331 West 88th Street

331 West 88th Street

 

Date: 1894

NB Number: NB 346-1894

Type:  Rowhouse

Architect:  Thom & Wilson

Developer/Owner/Builder: James Livingston

Row Configuration: AABCBCBAA

NYC Landmarks Designation:  Historic District

Landmark Designation Report: Riverside Drive- West End Historic District

National Register Designation: N/A

Primary Style:  Renaissance Revival

Primary Facade:   Limestone and tan roman brick

Stories: 3 and basement

Window Type/Material: One-over-one double-hung/Wood

Basement Type: Raised

Stoop Type: Straight

Structure: These nine three story rowhouses on raised basements are each twenty feet wide and faced in tan ironspot Roman brick above limestone basements and parlor stories. Designed for a unified appearance, the houses have a common roofline, a continuous stringcourse above the parlor stories, regularly aligned window heights, and decorative grilles at the basement stories. There are three different house types in the row, distinguished primarily by the second and third story oriel treatment and arranged in an alternating pattern that creates an AABCBCBAA rhythm. Each type is further defined by a variety of details including the number of fourth-story windows and ornamentation of oriel mullions. Some of the houses have been altered but it is apparent that all originally had similar facade materials, stoops leading to parlor-story entrances with wood and glass double doors, windows with one-over-one wood-framed double-hung sash, and identical pressed metal cornices with modillion blocks. The houses have various surface treatments at the basement and parlor stories, different ornately carved door surrounds, and decorative fascias below the roofline cornices.

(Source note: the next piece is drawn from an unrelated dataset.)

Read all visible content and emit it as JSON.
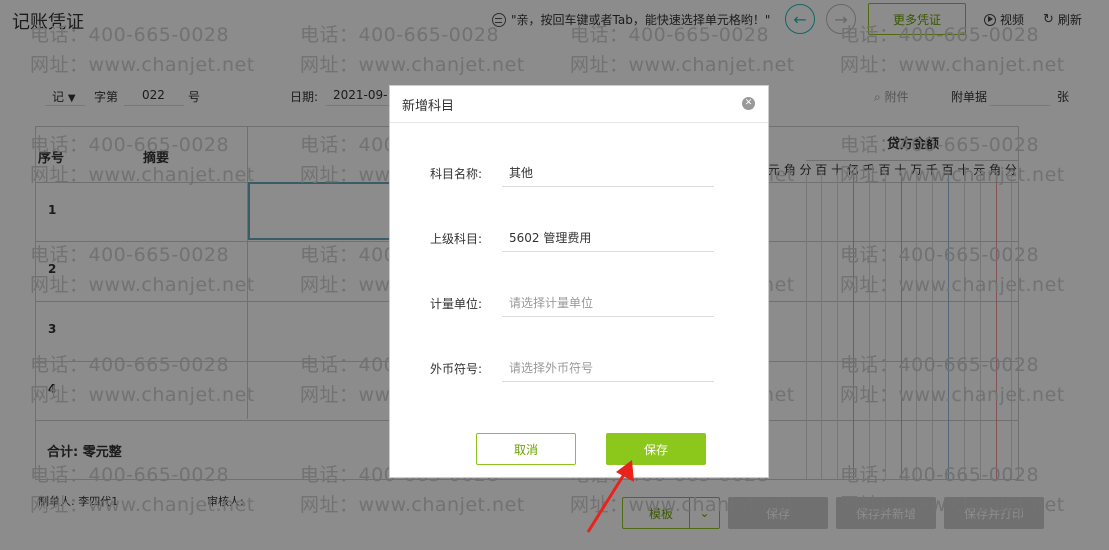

The type “C” house (Nos. 331 and 335) has no projecting oriel. The windows of the second and third stories have a single two-story enframement containing a decorative spandrel panel. A straight stoop leads to the parlor-story entrance, located below a carved cherub in relief. To the west of the entrance is a slightly projecting two-window bay at the basement and parlor stories, faced in rusticated and coursed masonry and surmounted by a carved frieze and stone balustrade. There are three windows at the fourth story.

Historic District: Riverside Drive- West End HD

Alterations: The windows have white aluminum replacement sash. The entrance door and the parlor-story grille are not original.

History: This nine-house row was designed by Thom & Wilson for James Livingston, a builder/developer active in the construction of five rows in the district. They were built between April and December of 1894. Illustrated in contemporary publications, the row was described as finely detailed and architecturally pleasing. Selected References: “Examples of Modern Town House Architecture,” Real Estate Record & Guide 52 (Dec. 16, 1893), Supplement. Frank L. Fisher, The Beautiful West Side: A Complete List of West Side Dwellings (New York, c. 1895), 55. New York City Department of Taxes Photograph Collection, Municipal Archives and Record Collection, I 2450; E 1294; I 2450.24. New York Public Library, Photographic Views of New York City 1870’s-1970’s from the Collections of the New York Public Library (Ann Arbor, Mich., 1981), microfiche nos. 0618 El; 0618 E2.